Mauro Krikorian
June 29, 2021
Within these series I will be sharing with you the result of research and development work we conducted with SOUTHWORKS’ teams during some periods of time over 2020–2021.
As there were lot of people involved through different stages, and not to forget mentioning anyone, I want to thank everybody who was involved into different development projects, researching spikes, generating documentation, and so forth and so on along the way.
You can refer to these two previous posts which are setting the ground for the concepts and techniques I’m going to discuss in this article:
For this particular post, I want to give special thanks to the people that helped me to wrap it up: Pablo Costantini, Derek Fernandez & Ignacio Grayeb — thank you guys!
Also known as outlier detection, anomaly detection is a data mining process used to determine types of anomalies found in a data set and to determine details about their occurrences. In simpler words, anomaly detection deals with the identification of unusual patterns/behavior that doesn’t conform to the usual trend.
An outlier is nothing but a data point that differs significantly from other data points in the given dataset.

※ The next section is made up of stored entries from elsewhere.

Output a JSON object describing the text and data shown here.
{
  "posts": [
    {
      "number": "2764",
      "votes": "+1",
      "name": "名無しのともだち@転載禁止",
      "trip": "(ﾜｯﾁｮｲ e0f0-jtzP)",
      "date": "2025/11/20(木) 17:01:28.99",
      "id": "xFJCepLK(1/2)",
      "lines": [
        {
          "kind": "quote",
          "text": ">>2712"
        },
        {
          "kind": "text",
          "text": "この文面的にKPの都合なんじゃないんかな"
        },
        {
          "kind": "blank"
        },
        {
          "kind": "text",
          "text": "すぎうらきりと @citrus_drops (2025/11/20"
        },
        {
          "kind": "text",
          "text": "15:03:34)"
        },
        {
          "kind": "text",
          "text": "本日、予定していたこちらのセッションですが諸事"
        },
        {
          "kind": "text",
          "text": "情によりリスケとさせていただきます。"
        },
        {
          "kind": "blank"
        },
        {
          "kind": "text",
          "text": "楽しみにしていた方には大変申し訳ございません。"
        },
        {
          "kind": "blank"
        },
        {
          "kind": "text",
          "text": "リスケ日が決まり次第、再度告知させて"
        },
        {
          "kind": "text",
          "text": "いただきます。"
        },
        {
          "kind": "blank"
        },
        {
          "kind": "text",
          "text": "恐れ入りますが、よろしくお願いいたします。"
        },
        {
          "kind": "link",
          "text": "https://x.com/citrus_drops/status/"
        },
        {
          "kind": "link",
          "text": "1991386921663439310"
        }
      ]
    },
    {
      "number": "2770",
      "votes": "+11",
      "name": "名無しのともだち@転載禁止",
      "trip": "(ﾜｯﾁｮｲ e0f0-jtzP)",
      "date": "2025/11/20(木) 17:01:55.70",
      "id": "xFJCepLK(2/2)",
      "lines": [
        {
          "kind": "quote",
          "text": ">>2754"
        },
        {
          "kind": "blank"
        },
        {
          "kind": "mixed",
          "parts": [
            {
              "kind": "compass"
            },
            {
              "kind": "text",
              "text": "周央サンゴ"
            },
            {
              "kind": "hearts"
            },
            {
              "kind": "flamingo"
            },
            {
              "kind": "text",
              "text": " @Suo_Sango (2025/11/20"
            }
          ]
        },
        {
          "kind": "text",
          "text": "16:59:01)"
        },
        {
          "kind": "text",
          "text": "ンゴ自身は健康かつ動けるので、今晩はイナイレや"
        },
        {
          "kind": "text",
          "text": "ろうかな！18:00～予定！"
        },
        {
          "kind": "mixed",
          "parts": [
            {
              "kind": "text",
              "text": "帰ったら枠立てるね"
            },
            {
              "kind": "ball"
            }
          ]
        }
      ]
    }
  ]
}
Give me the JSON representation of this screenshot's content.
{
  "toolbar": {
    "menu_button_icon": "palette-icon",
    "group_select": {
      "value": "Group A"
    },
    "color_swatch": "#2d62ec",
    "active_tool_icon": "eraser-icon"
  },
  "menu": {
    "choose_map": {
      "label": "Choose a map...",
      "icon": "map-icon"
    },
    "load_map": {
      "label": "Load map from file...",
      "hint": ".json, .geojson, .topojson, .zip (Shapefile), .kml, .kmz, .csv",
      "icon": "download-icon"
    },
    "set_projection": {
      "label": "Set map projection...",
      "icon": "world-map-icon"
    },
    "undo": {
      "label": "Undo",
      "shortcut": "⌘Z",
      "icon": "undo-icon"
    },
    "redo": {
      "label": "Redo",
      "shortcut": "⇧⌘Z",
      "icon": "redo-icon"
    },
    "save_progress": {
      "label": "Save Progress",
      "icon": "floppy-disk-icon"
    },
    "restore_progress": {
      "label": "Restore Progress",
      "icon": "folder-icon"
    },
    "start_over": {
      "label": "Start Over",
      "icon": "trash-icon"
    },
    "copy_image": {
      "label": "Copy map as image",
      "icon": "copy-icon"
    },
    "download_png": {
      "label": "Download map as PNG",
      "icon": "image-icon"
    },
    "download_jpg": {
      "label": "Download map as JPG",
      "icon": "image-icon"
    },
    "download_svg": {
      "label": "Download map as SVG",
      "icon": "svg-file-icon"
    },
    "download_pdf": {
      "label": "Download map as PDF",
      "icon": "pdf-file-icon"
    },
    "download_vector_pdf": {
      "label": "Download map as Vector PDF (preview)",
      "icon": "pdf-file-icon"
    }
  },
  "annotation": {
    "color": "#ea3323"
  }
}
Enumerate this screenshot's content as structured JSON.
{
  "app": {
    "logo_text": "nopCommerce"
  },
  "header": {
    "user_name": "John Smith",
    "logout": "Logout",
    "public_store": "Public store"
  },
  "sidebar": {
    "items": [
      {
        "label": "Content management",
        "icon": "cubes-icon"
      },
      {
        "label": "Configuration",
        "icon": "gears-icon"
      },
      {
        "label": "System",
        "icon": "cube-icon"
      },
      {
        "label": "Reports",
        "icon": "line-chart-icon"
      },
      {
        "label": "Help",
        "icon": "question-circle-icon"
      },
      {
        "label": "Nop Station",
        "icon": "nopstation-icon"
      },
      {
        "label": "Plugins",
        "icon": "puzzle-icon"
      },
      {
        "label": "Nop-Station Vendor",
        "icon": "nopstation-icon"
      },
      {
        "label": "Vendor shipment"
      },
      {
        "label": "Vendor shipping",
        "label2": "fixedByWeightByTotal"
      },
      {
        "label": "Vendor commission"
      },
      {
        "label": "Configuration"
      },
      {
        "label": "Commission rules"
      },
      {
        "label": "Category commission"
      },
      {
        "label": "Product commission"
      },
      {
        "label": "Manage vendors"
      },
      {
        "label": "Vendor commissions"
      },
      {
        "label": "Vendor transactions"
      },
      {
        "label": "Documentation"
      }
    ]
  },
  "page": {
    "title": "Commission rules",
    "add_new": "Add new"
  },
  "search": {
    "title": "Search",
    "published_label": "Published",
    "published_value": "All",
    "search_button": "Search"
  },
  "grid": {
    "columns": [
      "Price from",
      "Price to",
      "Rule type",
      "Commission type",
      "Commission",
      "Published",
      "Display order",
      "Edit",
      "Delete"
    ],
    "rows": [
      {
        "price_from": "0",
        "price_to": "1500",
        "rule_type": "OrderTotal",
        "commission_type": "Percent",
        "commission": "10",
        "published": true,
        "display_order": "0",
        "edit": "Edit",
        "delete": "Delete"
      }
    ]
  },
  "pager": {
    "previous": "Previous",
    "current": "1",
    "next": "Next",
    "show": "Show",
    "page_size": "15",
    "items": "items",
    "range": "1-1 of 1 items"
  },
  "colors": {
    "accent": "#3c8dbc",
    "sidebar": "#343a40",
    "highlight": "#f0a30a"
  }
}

Outliers can come in different flavors, depending on the environment: point outliers, contextual outliers, or collective outliers. Point outliers are single data points that lay far from the rest of the distribution. Contextual outliers can be noise in data, such as punctuation symbols when realizing text analysis or background noise signal when doing speech recognition. Collective outliers can be subsets of novelties in data such as a signal that may indicate the discovery of new phenomena.
Anomaly detection is the process of finding the outliers in the data, i.e. points that are significantly different from the majority of the other data points.
Outliers can be of two kinds: univariate and multivariate. Univariate outliers can be found when looking at a distribution of values in a single feature space. Multivariate outliers can be found in a n-dimensional space (of n-features). Looking at distributions in n-dimensional spaces can be very difficult for the human brain, thus we need to train a model to do it for us.
Large, real-world datasets may have very complicated patterns that are difficult to detect by just looking at the data. That’s why the study of anomaly detection is an extremely important application of Machine Learning.
Anomaly detection is based on 3 principles:
Anomaly detection has wide applications across industries. In this section, we’ll present some of the most popular use cases. However, you should have in mind that this list is not exhaustive:
Banking. Anomaly detection can help finding abnormally high deposits. Every account holder generally has certain patterns of depositing money into their account. If there is an outlier to this pattern the bank needs to be able to detect and analyze it; e.g. for money laundering.
Finances. Finding the pattern of fraudulent purchases. Every person generally has certain patterns of purchases which they make. If there is an outlier to this pattern the bank needs to detect it in order to analyze it for potential fraud.
Manufacturing. Abnormal machine behavior can be monitored for cost control. Many companies continuously monitor the input and output parameters of the machines they own. It is a well-known fact that before failure a machine shows abnormal behavior in terms of these input or output parameters. A machine needs to be constantly monitored for anomalous behavior from the perspective of preventive maintenance.
Networking. Detecting intrusion into networks. Any network exposed to the outside world faces this threat. Intrusions can be detected early on using monitoring for anomalous activity in the network.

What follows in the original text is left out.